GMS Drum Solo

To create this silliness I set the GMS to play the drums on the built in Java Sound Synthesizer. I adjusted the tempo and duration probabilities to something ridiculous then captured the output on my PCM-D50. Since this experiment I have made a few more that are even more high speed and scattered. Perhaps I’ll post more examples of this nature. I have rare instances of longer durations inabled in the probability distribution, so as you’re listening, every so often you may think that it’s over (finally!) when suddenly it starts up again with obnoxiousness.

GMS Drum Solo

Casiotone Samba Setting

I’ve been sampling my Casiotone 403 recently. I have recorded and sampled this instrument in the past, but this time I wanted to gather some of the beats at a slow tempo so that I could play them at many different tempos without hearing artifacts created when time expanding or compressing. This is a loop of the familiar Samba setting. I recorded it at 85 bpm, then cranked the tempo up to 195 bpm and looped it four times before rendering this example.

If you turn it up loud enough you’ll hear an unfortunate buzz. I attempted to get rid of the buzz using a noise gate, but I couldn’t get it to sound the way I wanted it to. I also thought about (and will probably do this eventually) sampling each sound at a very slow tempo and creating an instrument out of the individual samples. But for now I was interested in maintaining the charm of the original programs.

Casiotone Samba Setting

Filtered Synth Drums at 125bpm

I programmed this beat and ran it through some pretty thick filtering followed by compression with a touch of delay automated in here and there for a few dub effects. Another technique I used to get some different fills going in the pattern was to add a MIDI arpeggiator and turn it on at certain moments to change the feel. The arpeggiator was programmed to randomize the notes in the sequence using specific note durations. I alternated between eighth notes and thirty-second notes.

Arpeggiating at eighth notes slowed down the feel of the beat since the high hat pattern was programmed in sixteenths, while arpeggiating the pattern to thirty-seconds created some simulated fancy fill work. These techniques can be hit or miss, so whenever I use them to produce I generally render the track several times with the random behaviors enabled then scour the output for “gems”. Finally I collect the “gems” and use them as fills selectively. Another example of unnatural selection at work.

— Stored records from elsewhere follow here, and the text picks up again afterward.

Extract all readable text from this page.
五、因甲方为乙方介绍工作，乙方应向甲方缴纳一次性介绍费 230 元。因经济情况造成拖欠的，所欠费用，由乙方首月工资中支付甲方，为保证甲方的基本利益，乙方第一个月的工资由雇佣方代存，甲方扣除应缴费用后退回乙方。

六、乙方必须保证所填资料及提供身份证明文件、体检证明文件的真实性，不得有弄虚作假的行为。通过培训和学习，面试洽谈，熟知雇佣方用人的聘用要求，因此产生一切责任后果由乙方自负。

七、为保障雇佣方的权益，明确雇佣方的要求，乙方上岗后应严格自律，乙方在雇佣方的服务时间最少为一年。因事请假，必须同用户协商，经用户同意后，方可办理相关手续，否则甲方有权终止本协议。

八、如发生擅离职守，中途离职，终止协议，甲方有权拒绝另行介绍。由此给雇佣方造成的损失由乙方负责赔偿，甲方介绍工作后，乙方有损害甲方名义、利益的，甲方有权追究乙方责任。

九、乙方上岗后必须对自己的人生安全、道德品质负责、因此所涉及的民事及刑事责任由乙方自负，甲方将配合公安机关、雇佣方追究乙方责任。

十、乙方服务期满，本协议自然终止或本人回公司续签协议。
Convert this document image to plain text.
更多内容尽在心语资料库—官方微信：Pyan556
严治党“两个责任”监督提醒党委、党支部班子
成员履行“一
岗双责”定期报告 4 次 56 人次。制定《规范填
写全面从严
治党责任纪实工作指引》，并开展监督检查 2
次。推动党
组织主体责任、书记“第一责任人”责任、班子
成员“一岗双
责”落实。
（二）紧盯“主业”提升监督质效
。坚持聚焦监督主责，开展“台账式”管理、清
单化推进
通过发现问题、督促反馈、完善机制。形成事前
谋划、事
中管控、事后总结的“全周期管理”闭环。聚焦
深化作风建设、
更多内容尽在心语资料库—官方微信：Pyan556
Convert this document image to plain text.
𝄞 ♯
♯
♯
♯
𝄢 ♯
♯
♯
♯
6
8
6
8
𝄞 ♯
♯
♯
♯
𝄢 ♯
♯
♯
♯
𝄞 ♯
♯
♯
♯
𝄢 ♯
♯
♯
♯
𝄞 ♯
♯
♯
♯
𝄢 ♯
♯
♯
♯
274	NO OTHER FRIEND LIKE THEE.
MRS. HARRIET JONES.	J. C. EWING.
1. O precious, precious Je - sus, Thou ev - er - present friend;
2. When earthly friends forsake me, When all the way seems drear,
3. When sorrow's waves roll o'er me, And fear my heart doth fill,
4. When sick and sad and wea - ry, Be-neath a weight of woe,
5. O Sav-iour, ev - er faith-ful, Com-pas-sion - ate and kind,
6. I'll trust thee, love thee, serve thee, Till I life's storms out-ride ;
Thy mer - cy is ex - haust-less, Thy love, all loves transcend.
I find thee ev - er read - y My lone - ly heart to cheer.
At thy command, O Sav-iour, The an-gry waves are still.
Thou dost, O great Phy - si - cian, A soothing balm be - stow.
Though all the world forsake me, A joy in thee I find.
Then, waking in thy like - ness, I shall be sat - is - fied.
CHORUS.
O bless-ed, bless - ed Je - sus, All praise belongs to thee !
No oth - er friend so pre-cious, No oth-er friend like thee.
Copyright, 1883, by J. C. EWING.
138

Filtered Synth Drums at 125bpm

Piano Mallet Beat

So, what do I do with all these samples of different mallets on piano strings, and other areas of the instrument? How about putting them all into a drum machine? Better yet, a virtual drum machine, like Ableton’s Impulse. In this example I have selected some percussive sounds as well as some tonal samples and tuned everything to work together, then created a simple beat with the samples. Key parameters in setting up Impulse included, pitch, decay, filter, frequency, resonance and mode.